Я бы не стал обеспечивать безопасность Фрэнка Риверса, даже если бы он заплатил мне миллиард долларов и предложил подтирать мне задницу каждый день до конца моей жизни.
"Нет. Я не поэтому хотел тебя видеть. Я выдвинул ящик стола. — Я слышал, ты большой любитель виски.
На его лице мелькнуло удивление, сменившееся замешательством. "Да…"
«Я сам фанат». Я достал характерную черную коробку с золотыми буквами.
Судя по резкому вдоху Фрэнка, он сразу узнал его.
— Виски Ямакази двадцатипятилетней выдержки, — с улыбкой подтвердил я. — Стоило мне двадцать штук.
У меня была бутылка «Ямакази» пятидесятипятилетней выдержки, которая стоила в сорок раз больше, но я никогда не стал бы тратить ее на таких подонков, как Риверс.
"Не хотите ли?" — вежливо спросил я.
По энергичному кивку Фрэнка — у мужчины практически текла слюна — я открыл бутылку и наполнил два хрустальных стакана, стоявших на моем столе.
Моя губа скривилась от презрения, когда Фрэнк набросился на свою прежде, чем я закончил наливать вторую порцию.
Нет манер. Эмили Пост, должно быть, переворачивается в гробу.
— У меня был один вопрос, — сказал я, прежде чем стакан полностью достиг его мясистых губ. «Когда ты ощупывал мою девушку прошлой ночью на мероприятии, какой рукой ты пользовался?»
Он замер. Вся краска сошла с его кожи. "Что я-"
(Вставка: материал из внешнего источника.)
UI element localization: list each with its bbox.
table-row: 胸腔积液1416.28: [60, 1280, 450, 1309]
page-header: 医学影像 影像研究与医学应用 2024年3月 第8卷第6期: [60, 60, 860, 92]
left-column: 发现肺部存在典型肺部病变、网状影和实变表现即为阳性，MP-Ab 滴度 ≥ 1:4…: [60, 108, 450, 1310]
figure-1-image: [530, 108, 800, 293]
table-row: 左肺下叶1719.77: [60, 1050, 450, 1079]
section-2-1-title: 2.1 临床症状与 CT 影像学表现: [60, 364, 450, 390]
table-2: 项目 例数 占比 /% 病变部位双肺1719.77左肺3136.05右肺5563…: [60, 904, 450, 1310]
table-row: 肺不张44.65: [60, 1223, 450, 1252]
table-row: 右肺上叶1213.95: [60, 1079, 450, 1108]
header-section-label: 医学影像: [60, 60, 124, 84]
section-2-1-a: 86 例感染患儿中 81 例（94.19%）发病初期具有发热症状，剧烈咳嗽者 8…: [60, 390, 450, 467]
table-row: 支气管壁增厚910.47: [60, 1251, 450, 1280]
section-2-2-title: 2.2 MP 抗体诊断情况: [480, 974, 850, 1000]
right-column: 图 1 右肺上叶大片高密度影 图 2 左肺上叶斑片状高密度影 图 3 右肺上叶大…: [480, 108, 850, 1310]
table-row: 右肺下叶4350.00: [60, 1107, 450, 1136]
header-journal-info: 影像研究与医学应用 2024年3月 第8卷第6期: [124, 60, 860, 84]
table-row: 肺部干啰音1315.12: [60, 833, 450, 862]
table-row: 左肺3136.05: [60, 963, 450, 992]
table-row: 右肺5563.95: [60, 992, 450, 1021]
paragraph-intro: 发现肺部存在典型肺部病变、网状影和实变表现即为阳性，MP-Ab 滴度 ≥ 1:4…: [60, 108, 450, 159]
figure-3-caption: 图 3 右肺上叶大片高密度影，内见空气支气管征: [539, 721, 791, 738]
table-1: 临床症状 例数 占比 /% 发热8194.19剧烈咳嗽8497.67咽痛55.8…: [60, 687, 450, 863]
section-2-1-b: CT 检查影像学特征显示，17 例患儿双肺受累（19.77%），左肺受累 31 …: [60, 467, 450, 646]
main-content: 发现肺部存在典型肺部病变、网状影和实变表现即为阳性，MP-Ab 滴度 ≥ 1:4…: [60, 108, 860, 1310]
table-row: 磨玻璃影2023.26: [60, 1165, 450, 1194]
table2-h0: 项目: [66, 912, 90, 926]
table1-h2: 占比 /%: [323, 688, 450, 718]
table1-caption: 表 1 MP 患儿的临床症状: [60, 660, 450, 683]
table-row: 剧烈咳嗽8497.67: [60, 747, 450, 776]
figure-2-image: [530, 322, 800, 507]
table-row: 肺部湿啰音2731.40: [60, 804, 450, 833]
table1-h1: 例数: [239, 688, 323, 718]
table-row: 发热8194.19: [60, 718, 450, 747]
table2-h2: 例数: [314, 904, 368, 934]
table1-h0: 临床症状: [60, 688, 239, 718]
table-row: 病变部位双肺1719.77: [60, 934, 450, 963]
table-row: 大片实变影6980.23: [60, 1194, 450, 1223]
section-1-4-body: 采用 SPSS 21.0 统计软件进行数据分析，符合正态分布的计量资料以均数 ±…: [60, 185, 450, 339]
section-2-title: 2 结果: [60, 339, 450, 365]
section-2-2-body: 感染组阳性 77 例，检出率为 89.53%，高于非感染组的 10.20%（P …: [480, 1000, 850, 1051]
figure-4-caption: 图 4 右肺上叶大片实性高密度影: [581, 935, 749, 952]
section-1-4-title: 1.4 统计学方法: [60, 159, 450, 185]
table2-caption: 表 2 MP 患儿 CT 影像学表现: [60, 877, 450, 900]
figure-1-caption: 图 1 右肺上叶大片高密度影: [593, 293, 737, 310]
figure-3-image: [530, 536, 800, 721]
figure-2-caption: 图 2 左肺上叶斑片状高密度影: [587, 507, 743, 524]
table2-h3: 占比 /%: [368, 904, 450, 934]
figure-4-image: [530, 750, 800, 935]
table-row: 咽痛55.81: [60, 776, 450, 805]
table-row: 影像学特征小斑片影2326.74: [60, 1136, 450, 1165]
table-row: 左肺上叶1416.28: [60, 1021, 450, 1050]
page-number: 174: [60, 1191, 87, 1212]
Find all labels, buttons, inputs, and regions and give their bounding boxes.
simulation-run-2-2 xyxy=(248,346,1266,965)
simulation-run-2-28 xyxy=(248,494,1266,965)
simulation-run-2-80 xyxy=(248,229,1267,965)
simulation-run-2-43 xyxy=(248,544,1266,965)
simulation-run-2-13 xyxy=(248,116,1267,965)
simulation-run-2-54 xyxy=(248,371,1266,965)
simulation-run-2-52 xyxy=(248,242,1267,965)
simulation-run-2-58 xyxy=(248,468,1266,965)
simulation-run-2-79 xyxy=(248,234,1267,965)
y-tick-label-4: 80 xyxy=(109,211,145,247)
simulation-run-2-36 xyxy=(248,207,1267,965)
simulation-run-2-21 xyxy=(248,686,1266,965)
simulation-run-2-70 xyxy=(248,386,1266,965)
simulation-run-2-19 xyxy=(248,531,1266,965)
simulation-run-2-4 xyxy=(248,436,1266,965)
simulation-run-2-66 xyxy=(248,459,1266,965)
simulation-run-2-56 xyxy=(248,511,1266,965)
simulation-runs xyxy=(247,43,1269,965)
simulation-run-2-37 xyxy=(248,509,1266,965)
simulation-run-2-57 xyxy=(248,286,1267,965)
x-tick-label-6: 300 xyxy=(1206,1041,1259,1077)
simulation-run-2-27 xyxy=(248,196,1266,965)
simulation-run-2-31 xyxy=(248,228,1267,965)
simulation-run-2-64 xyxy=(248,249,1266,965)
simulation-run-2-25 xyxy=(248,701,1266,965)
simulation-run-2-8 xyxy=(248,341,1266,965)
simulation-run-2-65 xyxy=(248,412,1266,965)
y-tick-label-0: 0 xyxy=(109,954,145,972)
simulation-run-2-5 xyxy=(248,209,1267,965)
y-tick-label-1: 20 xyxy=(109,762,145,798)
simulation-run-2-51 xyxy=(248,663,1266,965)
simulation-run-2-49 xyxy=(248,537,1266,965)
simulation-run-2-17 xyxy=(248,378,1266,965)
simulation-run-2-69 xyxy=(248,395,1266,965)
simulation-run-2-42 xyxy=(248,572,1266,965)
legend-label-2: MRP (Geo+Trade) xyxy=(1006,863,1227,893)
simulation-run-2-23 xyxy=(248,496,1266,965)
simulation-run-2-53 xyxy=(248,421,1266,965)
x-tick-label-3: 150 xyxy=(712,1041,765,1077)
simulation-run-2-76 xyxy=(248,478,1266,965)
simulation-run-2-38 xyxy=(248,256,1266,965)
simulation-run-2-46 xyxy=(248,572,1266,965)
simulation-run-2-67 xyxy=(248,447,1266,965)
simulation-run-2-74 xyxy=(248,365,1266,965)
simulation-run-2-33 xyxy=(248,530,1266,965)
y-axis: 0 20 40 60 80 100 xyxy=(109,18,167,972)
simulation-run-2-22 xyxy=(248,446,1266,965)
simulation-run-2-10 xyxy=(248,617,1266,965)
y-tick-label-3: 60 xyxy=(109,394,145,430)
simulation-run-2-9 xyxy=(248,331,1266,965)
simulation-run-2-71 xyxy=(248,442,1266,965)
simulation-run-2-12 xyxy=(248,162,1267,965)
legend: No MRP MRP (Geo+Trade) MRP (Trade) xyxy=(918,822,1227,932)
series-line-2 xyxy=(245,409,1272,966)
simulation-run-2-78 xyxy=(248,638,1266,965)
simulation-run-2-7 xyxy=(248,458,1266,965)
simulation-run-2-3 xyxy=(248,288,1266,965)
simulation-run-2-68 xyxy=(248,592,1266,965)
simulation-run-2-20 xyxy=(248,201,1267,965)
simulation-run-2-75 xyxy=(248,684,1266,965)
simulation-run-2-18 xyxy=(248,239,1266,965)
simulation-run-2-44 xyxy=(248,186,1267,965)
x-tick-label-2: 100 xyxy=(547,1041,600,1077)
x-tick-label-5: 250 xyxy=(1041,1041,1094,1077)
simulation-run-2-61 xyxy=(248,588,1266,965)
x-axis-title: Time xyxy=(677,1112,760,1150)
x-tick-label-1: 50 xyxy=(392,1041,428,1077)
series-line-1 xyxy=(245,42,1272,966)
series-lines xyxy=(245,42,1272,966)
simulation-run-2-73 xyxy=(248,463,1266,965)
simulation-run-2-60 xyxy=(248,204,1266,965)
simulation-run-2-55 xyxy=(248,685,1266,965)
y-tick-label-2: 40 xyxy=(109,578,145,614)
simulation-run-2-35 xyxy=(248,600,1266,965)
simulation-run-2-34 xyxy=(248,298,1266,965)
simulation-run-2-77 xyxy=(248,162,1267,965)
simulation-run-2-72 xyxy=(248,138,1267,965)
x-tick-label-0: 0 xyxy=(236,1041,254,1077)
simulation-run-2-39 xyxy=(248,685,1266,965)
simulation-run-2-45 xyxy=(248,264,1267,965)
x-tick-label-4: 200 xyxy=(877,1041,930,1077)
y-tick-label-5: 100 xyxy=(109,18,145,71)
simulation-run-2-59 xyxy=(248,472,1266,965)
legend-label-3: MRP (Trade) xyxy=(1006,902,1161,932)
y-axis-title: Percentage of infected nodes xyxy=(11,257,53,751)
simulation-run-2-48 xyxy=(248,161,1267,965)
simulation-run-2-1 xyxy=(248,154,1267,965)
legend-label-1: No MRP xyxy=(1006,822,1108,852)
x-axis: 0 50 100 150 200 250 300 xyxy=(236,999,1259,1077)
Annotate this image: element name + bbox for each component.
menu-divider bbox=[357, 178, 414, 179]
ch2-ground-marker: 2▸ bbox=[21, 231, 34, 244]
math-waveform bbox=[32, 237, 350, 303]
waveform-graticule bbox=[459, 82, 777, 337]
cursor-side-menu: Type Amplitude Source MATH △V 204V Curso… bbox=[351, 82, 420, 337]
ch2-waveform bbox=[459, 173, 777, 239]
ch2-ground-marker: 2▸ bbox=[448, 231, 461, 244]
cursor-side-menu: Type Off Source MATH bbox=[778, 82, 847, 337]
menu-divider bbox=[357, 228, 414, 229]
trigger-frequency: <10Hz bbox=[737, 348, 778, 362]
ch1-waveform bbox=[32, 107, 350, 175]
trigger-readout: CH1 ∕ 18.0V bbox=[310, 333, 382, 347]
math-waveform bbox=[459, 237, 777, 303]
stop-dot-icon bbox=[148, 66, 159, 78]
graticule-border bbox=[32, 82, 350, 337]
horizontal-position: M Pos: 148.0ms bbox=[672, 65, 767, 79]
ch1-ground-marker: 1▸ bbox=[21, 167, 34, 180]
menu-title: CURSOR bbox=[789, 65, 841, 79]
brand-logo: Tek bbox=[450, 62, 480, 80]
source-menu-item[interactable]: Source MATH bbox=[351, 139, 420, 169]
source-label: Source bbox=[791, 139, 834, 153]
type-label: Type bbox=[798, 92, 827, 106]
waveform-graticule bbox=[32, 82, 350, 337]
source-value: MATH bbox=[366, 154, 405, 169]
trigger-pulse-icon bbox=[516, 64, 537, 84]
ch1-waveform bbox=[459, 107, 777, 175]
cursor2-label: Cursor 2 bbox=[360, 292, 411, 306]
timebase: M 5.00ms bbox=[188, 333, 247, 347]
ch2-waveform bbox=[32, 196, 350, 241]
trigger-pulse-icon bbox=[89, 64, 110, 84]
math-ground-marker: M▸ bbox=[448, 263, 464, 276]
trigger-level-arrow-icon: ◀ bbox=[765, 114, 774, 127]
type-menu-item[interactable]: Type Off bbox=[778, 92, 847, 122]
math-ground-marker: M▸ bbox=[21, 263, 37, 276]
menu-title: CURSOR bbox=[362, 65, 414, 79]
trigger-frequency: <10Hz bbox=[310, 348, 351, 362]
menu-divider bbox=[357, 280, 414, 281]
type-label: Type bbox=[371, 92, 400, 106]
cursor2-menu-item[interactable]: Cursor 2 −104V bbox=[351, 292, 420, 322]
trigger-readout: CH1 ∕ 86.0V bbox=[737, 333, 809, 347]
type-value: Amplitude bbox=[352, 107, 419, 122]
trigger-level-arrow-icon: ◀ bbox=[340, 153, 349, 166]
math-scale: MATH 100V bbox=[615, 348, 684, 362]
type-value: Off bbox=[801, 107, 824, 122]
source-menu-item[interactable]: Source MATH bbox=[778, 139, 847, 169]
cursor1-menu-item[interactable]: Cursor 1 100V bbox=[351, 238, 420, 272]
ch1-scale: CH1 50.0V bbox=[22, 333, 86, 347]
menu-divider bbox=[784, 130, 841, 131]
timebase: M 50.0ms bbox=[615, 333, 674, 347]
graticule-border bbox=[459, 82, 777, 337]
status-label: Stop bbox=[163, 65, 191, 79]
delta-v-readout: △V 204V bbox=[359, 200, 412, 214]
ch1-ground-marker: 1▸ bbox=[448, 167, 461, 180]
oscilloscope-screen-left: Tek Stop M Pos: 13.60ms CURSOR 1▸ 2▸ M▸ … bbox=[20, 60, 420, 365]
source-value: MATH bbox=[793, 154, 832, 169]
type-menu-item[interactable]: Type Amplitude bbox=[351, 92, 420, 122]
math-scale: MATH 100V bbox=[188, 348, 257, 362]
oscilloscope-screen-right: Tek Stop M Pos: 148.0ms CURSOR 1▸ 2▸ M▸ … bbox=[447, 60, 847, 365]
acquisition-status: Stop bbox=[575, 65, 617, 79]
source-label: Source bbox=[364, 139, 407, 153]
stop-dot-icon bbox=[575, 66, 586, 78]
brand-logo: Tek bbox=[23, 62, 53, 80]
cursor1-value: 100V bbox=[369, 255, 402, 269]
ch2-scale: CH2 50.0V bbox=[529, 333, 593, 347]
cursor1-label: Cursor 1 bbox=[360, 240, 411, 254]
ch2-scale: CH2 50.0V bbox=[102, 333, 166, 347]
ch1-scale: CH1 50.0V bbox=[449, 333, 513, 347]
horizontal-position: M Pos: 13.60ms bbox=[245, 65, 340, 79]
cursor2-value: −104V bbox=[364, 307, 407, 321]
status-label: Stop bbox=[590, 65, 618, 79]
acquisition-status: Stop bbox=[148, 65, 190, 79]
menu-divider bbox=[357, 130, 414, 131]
"Моя дата." Я откинулся назад, оставив свой напиток нетронутым. «Высокий, вьющиеся темные волосы, черное платье. Самая красивая женщина на мероприятии».
— Я… я не знал… я не знал, что она твоя девушка. Заикающееся оправдание Фрэнка было почти таким же жалким, как и его этикет. — Я извиняюсь…
«Меня не интересуют ваши извинения. Меня интересует ответ». Тонко отточенный край моей ярости прорезал мою сердечную маску. Мысль о том, что он даже дышит в присутствии Стеллы, не говоря уже о том, чтобы прикасаться к ней, заставила кислоту жечь мою кровь. "Который. Рука?"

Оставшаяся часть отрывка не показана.